His latest video addresses the New Zealand shooting where the meme was used by the terrorist.

Following the terrible mass shootings in New Zealand at two mosques, Felix Kjellberg aka PewDiePie got involved in a controversy after the terrorist named him before the massacre.

PewDiePie wants the “Subscribe to PewDiePie” meme to end after New Zealand shooting

Felix "PewDiePie" Kjellberg. Image: PewDiePie/YouTube.

The terror attack that resulted in 50 casualties was livestreamed by the terrorist on Facebook. Before murdering the innocent victims, the attacker used the “Subscribe to PewDiePie” meme in the livestream. For those unaware, the “Subscribe to PewDiePie” meme started off as feud between PewDiePie, the most subscribed YouTube creator at that time, and T-Series, an Indian music studio which was gaining subscribers astronomically.

The meme became quite popular and it was used not only across the internet, but it was also referenced at physical locations, one of them being in the context of vandalism. It soon became a fight between an individual content creator and a big company. “Subscribe to PewDiePie” began appearing at the end of several videos on YouTube itself and the community showed immense support for the little guy going up against an entire corporation.

However, as soon as the meme was referenced by the terrorist in the livestream, people started disassociating themselves from it. Right after the incident, Felix had tweeted out (tweet doesn’t exist anymore) that he was “sickened” to have his name used by the attacker. And now, considering how out of control the meme went, Felix took to YouTube to address the issue, calling an end to use the meme.

Felix said in the video, “To have my name associated with something so unspeakably vile has affected me in more ways than I’ve let shown. I just didn’t want to address it right away, and I didn’t want to give the terrorist more attention. I didn’t want to make it about me, because I don’t think it has anything to do with me. To put it plainly, I didn’t want hate to win. But it’s clear to me now the “Subscribe to PewDiePie” movement should have ended then.”

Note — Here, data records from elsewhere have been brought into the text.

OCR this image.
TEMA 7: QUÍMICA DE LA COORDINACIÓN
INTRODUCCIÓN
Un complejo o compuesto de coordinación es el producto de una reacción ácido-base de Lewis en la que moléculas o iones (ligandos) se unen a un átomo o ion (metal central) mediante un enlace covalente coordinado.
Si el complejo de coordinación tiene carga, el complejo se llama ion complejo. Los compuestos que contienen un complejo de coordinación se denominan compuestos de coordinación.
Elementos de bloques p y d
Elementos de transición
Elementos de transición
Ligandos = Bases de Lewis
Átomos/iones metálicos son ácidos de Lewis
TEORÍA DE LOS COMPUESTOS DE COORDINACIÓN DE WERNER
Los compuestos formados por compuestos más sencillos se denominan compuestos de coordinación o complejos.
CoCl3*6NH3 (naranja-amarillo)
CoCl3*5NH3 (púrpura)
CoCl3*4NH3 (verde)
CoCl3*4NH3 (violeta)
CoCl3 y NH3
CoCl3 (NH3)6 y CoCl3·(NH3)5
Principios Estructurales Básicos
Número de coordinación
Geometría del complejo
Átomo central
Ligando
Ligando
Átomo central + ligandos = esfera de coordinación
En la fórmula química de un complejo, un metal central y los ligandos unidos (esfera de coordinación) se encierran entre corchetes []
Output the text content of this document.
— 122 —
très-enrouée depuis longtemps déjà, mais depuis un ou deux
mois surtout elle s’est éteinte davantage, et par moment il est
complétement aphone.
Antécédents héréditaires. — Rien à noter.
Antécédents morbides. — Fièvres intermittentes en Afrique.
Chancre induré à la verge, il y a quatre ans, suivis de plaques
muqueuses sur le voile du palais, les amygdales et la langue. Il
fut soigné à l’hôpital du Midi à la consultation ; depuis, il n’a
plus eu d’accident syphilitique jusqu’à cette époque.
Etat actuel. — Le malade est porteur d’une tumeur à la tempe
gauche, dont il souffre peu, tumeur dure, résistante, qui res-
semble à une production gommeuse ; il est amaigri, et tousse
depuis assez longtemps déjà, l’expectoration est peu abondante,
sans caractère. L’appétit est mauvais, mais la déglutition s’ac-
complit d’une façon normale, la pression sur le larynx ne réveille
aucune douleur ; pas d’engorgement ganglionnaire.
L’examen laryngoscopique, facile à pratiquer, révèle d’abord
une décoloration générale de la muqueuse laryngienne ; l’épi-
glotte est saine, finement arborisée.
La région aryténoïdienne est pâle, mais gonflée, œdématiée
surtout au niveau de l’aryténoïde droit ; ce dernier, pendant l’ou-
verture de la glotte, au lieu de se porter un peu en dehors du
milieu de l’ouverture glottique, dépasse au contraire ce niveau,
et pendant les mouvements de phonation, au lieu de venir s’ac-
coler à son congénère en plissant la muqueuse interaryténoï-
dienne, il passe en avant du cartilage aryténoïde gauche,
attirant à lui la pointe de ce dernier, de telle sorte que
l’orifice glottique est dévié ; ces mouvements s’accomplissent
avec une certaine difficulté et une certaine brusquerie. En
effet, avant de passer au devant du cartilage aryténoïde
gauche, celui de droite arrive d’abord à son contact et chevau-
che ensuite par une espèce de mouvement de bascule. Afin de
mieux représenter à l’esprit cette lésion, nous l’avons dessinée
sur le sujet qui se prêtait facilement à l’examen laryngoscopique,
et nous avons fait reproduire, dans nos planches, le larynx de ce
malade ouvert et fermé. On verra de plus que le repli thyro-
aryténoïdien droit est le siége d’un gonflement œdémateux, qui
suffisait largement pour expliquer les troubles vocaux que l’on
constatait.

Apart from being referenced by the attacker, the meme was also used to deface a World War II memorial in New York, as reported by The Verge. This isn’t the first time Felix has been involved in a controversy. Towards the end of the video, he requested all his subscribers and viewers that when his channel reaches 100 million subscribers, he wants it to be seen as a positive milestone rather than a competition.